29/05/2012 14:03 BST | Updated 29/07/2012 06:12 BST

Why the GM Wheat Trials at Rothamsted Give Me Pause for Thought

I knew the issues surrounding GM food were controversial but never did I imagine that my taking part in a protest would induce such a backlash. Naive? Possibly. Bewildered? Definitely. One of the Green Party's greatest strengths is its fierce emphasis on democracy and freedom of speech. Do we all of us agree all of the time? Absolutely not. We wouldn't move forward as a party if we did. So while I knew there would be fall out from my decision to attend I hadn't expected a lack of debate or listening.

I was never advocating violence. Not that I think strong protests don't have its place in society; look at the passion behind the student demonstrations against the Vietman War. They were instrumental in changing public opinion and withdrawing American troops. But I think perhaps I had never explained properly my reasons for protesting against the GM trial at Rothamsted. This was not about pre-meditated violence but about a community feeling hopeless and voiceless. I wanted to lend support to those who feel are dismissed as "luddites" for expressing their concerns over the GM trial.

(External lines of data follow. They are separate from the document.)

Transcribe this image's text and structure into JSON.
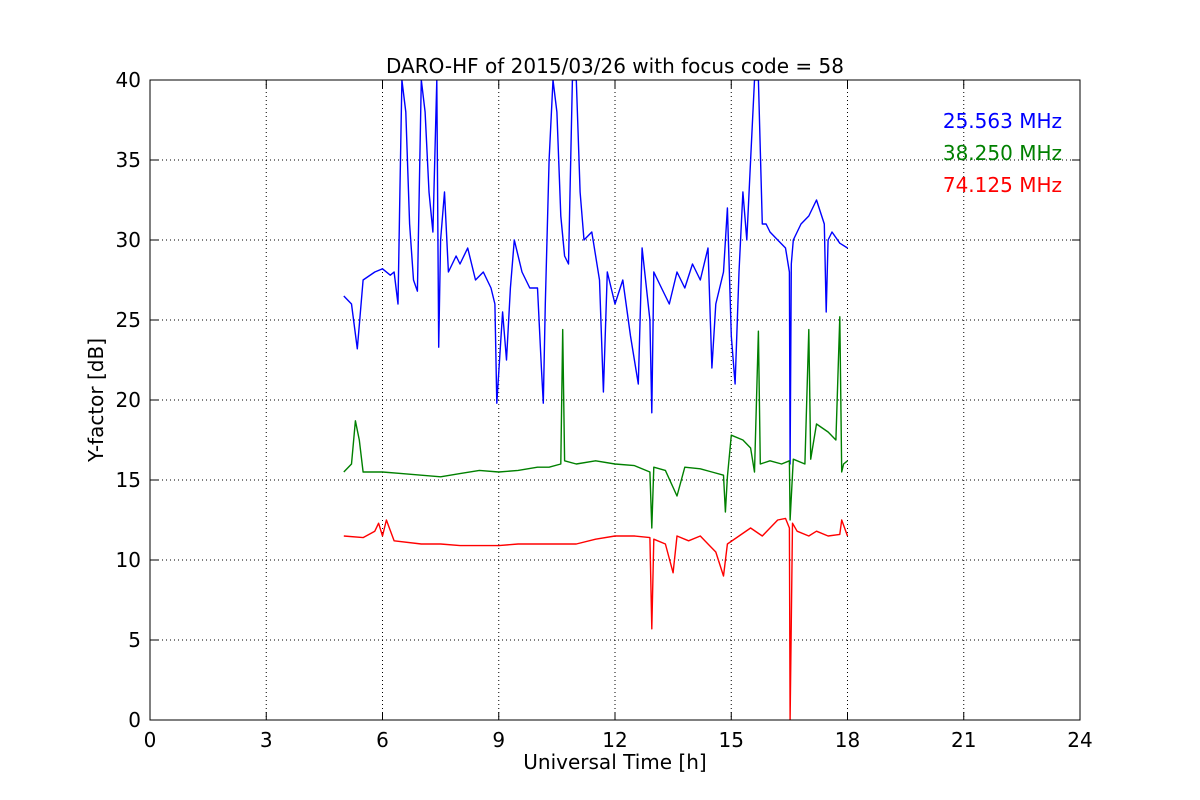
{
  "chart_data": {
    "type": "line",
    "title": "DARO-HF of 2015/03/26 with focus code = 58",
    "xlabel": "Universal Time [h]",
    "ylabel": "Y-factor [dB]",
    "xlim": [
      0,
      24
    ],
    "ylim": [
      0,
      40
    ],
    "xticks": [
      0,
      3,
      6,
      9,
      12,
      15,
      18,
      21,
      24
    ],
    "yticks": [
      0,
      5,
      10,
      15,
      20,
      25,
      30,
      35,
      40
    ],
    "grid": true,
    "legend_position": "top-right",
    "series": [
      {
        "name": "25.563 MHz",
        "color": "#0000ff",
        "points": [
          [
            5.0,
            26.5
          ],
          [
            5.2,
            26.0
          ],
          [
            5.35,
            23.2
          ],
          [
            5.5,
            27.5
          ],
          [
            5.8,
            28.0
          ],
          [
            6.0,
            28.2
          ],
          [
            6.2,
            27.8
          ],
          [
            6.3,
            28.0
          ],
          [
            6.4,
            26.0
          ],
          [
            6.45,
            33.0
          ],
          [
            6.5,
            40.0
          ],
          [
            6.6,
            38.0
          ],
          [
            6.7,
            31.0
          ],
          [
            6.8,
            27.5
          ],
          [
            6.9,
            26.8
          ],
          [
            7.0,
            40.0
          ],
          [
            7.1,
            38.0
          ],
          [
            7.2,
            33.0
          ],
          [
            7.3,
            30.5
          ],
          [
            7.4,
            40.0
          ],
          [
            7.45,
            23.3
          ],
          [
            7.5,
            30.0
          ],
          [
            7.6,
            33.0
          ],
          [
            7.7,
            28.0
          ],
          [
            7.9,
            29.0
          ],
          [
            8.0,
            28.5
          ],
          [
            8.2,
            29.5
          ],
          [
            8.4,
            27.5
          ],
          [
            8.6,
            28.0
          ],
          [
            8.8,
            27.0
          ],
          [
            8.9,
            26.0
          ],
          [
            8.95,
            19.8
          ],
          [
            9.1,
            25.5
          ],
          [
            9.2,
            22.5
          ],
          [
            9.3,
            27.0
          ],
          [
            9.4,
            30.0
          ],
          [
            9.6,
            28.0
          ],
          [
            9.8,
            27.0
          ],
          [
            10.0,
            27.0
          ],
          [
            10.1,
            22.0
          ],
          [
            10.15,
            19.8
          ],
          [
            10.2,
            26.0
          ],
          [
            10.3,
            35.0
          ],
          [
            10.4,
            40.0
          ],
          [
            10.5,
            38.0
          ],
          [
            10.6,
            31.5
          ],
          [
            10.7,
            29.0
          ],
          [
            10.8,
            28.5
          ],
          [
            10.9,
            40.0
          ],
          [
            11.0,
            40.0
          ],
          [
            11.1,
            33.0
          ],
          [
            11.2,
            30.0
          ],
          [
            11.4,
            30.5
          ],
          [
            11.6,
            27.5
          ],
          [
            11.7,
            20.5
          ],
          [
            11.8,
            28.0
          ],
          [
            12.0,
            26.0
          ],
          [
            12.2,
            27.5
          ],
          [
            12.4,
            24.0
          ],
          [
            12.6,
            21.0
          ],
          [
            12.7,
            29.5
          ],
          [
            12.9,
            25.0
          ],
          [
            12.95,
            19.2
          ],
          [
            13.0,
            28.0
          ],
          [
            13.2,
            27.0
          ],
          [
            13.4,
            26.0
          ],
          [
            13.6,
            28.0
          ],
          [
            13.8,
            27.0
          ],
          [
            14.0,
            28.5
          ],
          [
            14.2,
            27.5
          ],
          [
            14.4,
            29.5
          ],
          [
            14.5,
            22.0
          ],
          [
            14.6,
            26.0
          ],
          [
            14.8,
            28.0
          ],
          [
            14.9,
            32.0
          ],
          [
            15.0,
            24.0
          ],
          [
            15.1,
            21.0
          ],
          [
            15.2,
            28.0
          ],
          [
            15.3,
            33.0
          ],
          [
            15.4,
            30.0
          ],
          [
            15.5,
            35.0
          ],
          [
            15.6,
            40.0
          ],
          [
            15.7,
            40.0
          ],
          [
            15.8,
            31.0
          ],
          [
            15.9,
            31.0
          ],
          [
            16.0,
            30.5
          ],
          [
            16.2,
            30.0
          ],
          [
            16.4,
            29.5
          ],
          [
            16.5,
            28.0
          ],
          [
            16.52,
            16.0
          ],
          [
            16.55,
            28.5
          ],
          [
            16.6,
            30.0
          ],
          [
            16.8,
            31.0
          ],
          [
            17.0,
            31.5
          ],
          [
            17.2,
            32.5
          ],
          [
            17.4,
            31.0
          ],
          [
            17.45,
            25.5
          ],
          [
            17.5,
            30.0
          ],
          [
            17.6,
            30.5
          ],
          [
            17.8,
            29.8
          ],
          [
            18.0,
            29.5
          ]
        ]
      },
      {
        "name": "38.250 MHz",
        "color": "#008000",
        "points": [
          [
            5.0,
            15.5
          ],
          [
            5.2,
            16.0
          ],
          [
            5.3,
            18.7
          ],
          [
            5.4,
            17.5
          ],
          [
            5.5,
            15.5
          ],
          [
            6.0,
            15.5
          ],
          [
            6.5,
            15.4
          ],
          [
            7.0,
            15.3
          ],
          [
            7.5,
            15.2
          ],
          [
            8.0,
            15.4
          ],
          [
            8.5,
            15.6
          ],
          [
            9.0,
            15.5
          ],
          [
            9.5,
            15.6
          ],
          [
            10.0,
            15.8
          ],
          [
            10.3,
            15.8
          ],
          [
            10.6,
            16.0
          ],
          [
            10.65,
            24.4
          ],
          [
            10.7,
            16.2
          ],
          [
            11.0,
            16.0
          ],
          [
            11.5,
            16.2
          ],
          [
            12.0,
            16.0
          ],
          [
            12.5,
            15.9
          ],
          [
            12.9,
            15.5
          ],
          [
            12.95,
            12.0
          ],
          [
            13.0,
            15.8
          ],
          [
            13.3,
            15.6
          ],
          [
            13.6,
            14.0
          ],
          [
            13.8,
            15.8
          ],
          [
            14.2,
            15.7
          ],
          [
            14.5,
            15.5
          ],
          [
            14.8,
            15.3
          ],
          [
            14.85,
            13.0
          ],
          [
            14.9,
            15.2
          ],
          [
            15.0,
            17.8
          ],
          [
            15.3,
            17.5
          ],
          [
            15.5,
            17.0
          ],
          [
            15.6,
            15.5
          ],
          [
            15.7,
            24.3
          ],
          [
            15.75,
            16.0
          ],
          [
            16.0,
            16.2
          ],
          [
            16.3,
            16.0
          ],
          [
            16.5,
            16.2
          ],
          [
            16.52,
            12.5
          ],
          [
            16.6,
            16.3
          ],
          [
            16.9,
            16.0
          ],
          [
            17.0,
            24.4
          ],
          [
            17.05,
            16.3
          ],
          [
            17.2,
            18.5
          ],
          [
            17.5,
            18.0
          ],
          [
            17.7,
            17.5
          ],
          [
            17.8,
            25.2
          ],
          [
            17.85,
            15.5
          ],
          [
            17.9,
            16.0
          ],
          [
            18.0,
            16.2
          ]
        ]
      },
      {
        "name": "74.125 MHz",
        "color": "#ff0000",
        "points": [
          [
            5.0,
            11.5
          ],
          [
            5.5,
            11.4
          ],
          [
            5.8,
            11.8
          ],
          [
            5.9,
            12.3
          ],
          [
            6.0,
            11.5
          ],
          [
            6.1,
            12.5
          ],
          [
            6.3,
            11.2
          ],
          [
            7.0,
            11.0
          ],
          [
            7.5,
            11.0
          ],
          [
            8.0,
            10.9
          ],
          [
            8.5,
            10.9
          ],
          [
            9.0,
            10.9
          ],
          [
            9.5,
            11.0
          ],
          [
            10.0,
            11.0
          ],
          [
            10.5,
            11.0
          ],
          [
            11.0,
            11.0
          ],
          [
            11.5,
            11.3
          ],
          [
            12.0,
            11.5
          ],
          [
            12.5,
            11.5
          ],
          [
            12.9,
            11.4
          ],
          [
            12.95,
            5.7
          ],
          [
            13.0,
            11.3
          ],
          [
            13.3,
            11.0
          ],
          [
            13.5,
            9.2
          ],
          [
            13.6,
            11.5
          ],
          [
            13.9,
            11.2
          ],
          [
            14.2,
            11.5
          ],
          [
            14.4,
            11.0
          ],
          [
            14.6,
            10.5
          ],
          [
            14.8,
            9.0
          ],
          [
            14.9,
            11.0
          ],
          [
            15.2,
            11.5
          ],
          [
            15.5,
            12.0
          ],
          [
            15.8,
            11.5
          ],
          [
            16.0,
            12.0
          ],
          [
            16.2,
            12.5
          ],
          [
            16.4,
            12.6
          ],
          [
            16.5,
            12.0
          ],
          [
            16.52,
            0.0
          ],
          [
            16.58,
            12.3
          ],
          [
            16.7,
            11.8
          ],
          [
            17.0,
            11.5
          ],
          [
            17.2,
            11.8
          ],
          [
            17.5,
            11.5
          ],
          [
            17.8,
            11.6
          ],
          [
            17.85,
            12.5
          ],
          [
            18.0,
            11.5
          ]
        ]
      }
    ]
  }
}
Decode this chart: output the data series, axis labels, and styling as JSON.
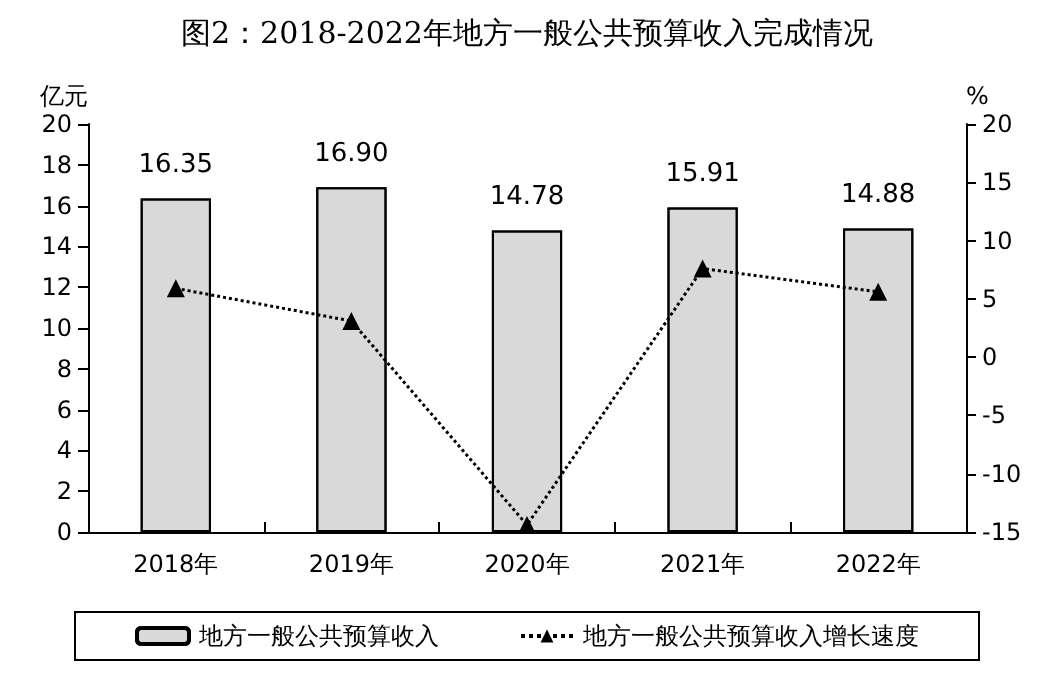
{
  "chart_data": {
    "type": "bar",
    "title": "图2：2018-2022年地方一般公共预算收入完成情况",
    "ylabel": "亿元",
    "y2label": "%",
    "categories": [
      "2018年",
      "2019年",
      "2020年",
      "2021年",
      "2022年"
    ],
    "series": [
      {
        "name": "地方一般公共预算收入",
        "color": "#d9d9d9",
        "values": [
          16.35,
          16.9,
          14.78,
          15.91,
          14.88
        ],
        "value_labels": [
          "16.35",
          "16.90",
          "14.78",
          "15.91",
          "14.88"
        ]
      },
      {
        "name": "地方一般公共预算收入增长速度",
        "type": "line",
        "axis": "y2",
        "color": "#000000",
        "marker": "triangle",
        "line_style": "dotted",
        "values": [
          5.9,
          3.1,
          -14.4,
          7.6,
          5.6
        ]
      }
    ],
    "ylim": [
      0,
      20
    ],
    "yticks": [
      0,
      2,
      4,
      6,
      8,
      10,
      12,
      14,
      16,
      18,
      20
    ],
    "y2lim": [
      -15,
      20
    ],
    "y2ticks": [
      -15,
      -10,
      -5,
      0,
      5,
      10,
      15,
      20
    ],
    "grid": false,
    "legend": "bottom"
  }
}
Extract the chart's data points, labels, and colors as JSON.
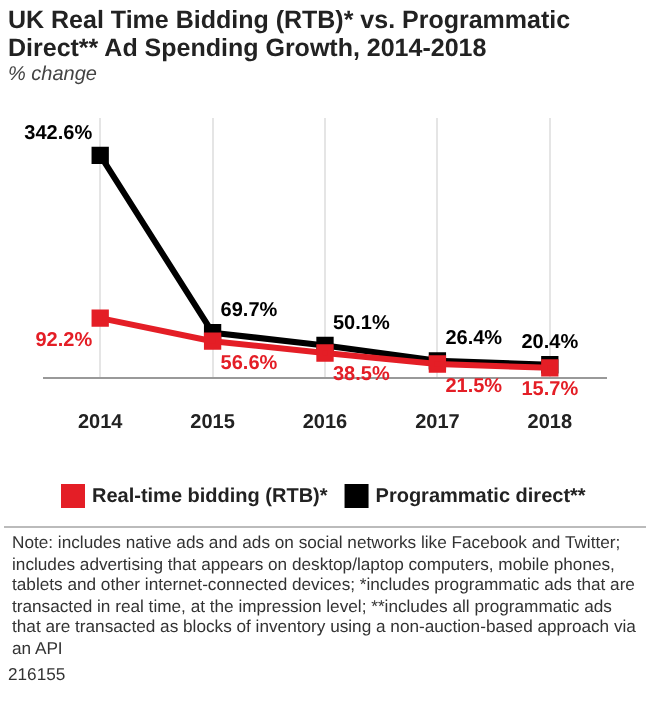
{
  "chart_data": {
    "type": "line",
    "title": "UK Real Time Bidding (RTB)* vs. Programmatic Direct** Ad Spending Growth, 2014-2018",
    "subtitle": "% change",
    "categories": [
      "2014",
      "2015",
      "2016",
      "2017",
      "2018"
    ],
    "series": [
      {
        "name": "Real-time bidding (RTB)*",
        "color": "#e41e26",
        "values": [
          92.2,
          56.6,
          38.5,
          21.5,
          15.7
        ],
        "value_labels": [
          "92.2%",
          "56.6%",
          "38.5%",
          "21.5%",
          "15.7%"
        ]
      },
      {
        "name": "Programmatic direct**",
        "color": "#000000",
        "values": [
          342.6,
          69.7,
          50.1,
          26.4,
          20.4
        ],
        "value_labels": [
          "342.6%",
          "69.7%",
          "50.1%",
          "26.4%",
          "20.4%"
        ]
      }
    ],
    "marker": "square",
    "line_style": "solid",
    "grid": "x",
    "legend": "bottom",
    "tick_labels": "x",
    "annotations": [
      "Note: includes native ads and ads on social networks like Facebook and Twitter; includes advertising that appears on desktop/laptop computers, mobile phones, tablets and other internet-connected devices; *includes programmatic ads that are transacted in real time, at the impression level; **includes all programmatic ads that are transacted as blocks of inventory using a non-auction-based approach via an API",
      "216155"
    ]
  }
}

An accusation which I am heartily sick of seeing is that the Greens are "anti-science". Some people think that to be an environmentalist and a progressive scientific thinker are mutually exclusive. What rot. As a society, scientific research is imperative for us to progress and evolve. What I am not in favour of is research taking place where not enough safety measures have been put in place or I feel that publicly funded research will be hijacked by commercialism. The debates over the science seem to be in danger of masking the bigger issue - the production of patentable plants. At the moment, especially in light of the lobbying scandal, the separation of big business, with the emphasis on profit and huge capacity for lobbying politicians, from independent scientific research seems unlikely.

On Sunday, after our friendly picnic and listening to a band, it became clear that the police wouldn't let us anywhere near the GM field, so most people simply went and sat at the entrance to a public footpath where the police line prevented them moving any farther.

Despite the savvy pro GM PR campaign from Rothamsted and the "eminently reasonable" arguments presented by the scientists, most campaigners and the public at large subscribe to the precautionary principle when it comes to GM. Safety concerns and the bottom line are not good bedfellows.

The world still produces enough food for its population. Instead of developing and investing in unnecessary GM crops, surely the overriding priority for the scientific community, policymakers and politicians is to work towards solving the problem of food losses. The FAO have calculated that 1.3 billion tons of edible parts of food produced for human consumption gets lost or wasted globally every year. This is an incredible one third of total production. Take the recent bumper harvest in India this year. Millions of tons of wheat are rotting because India ran out of warehouse space to store it whilst at the same time hundreds of thousands of its citizens are starving. Solving systemic problems such as these must surely take precedence over promoting GM technology and the fallacy that it is the only way to solve the world's food crisis.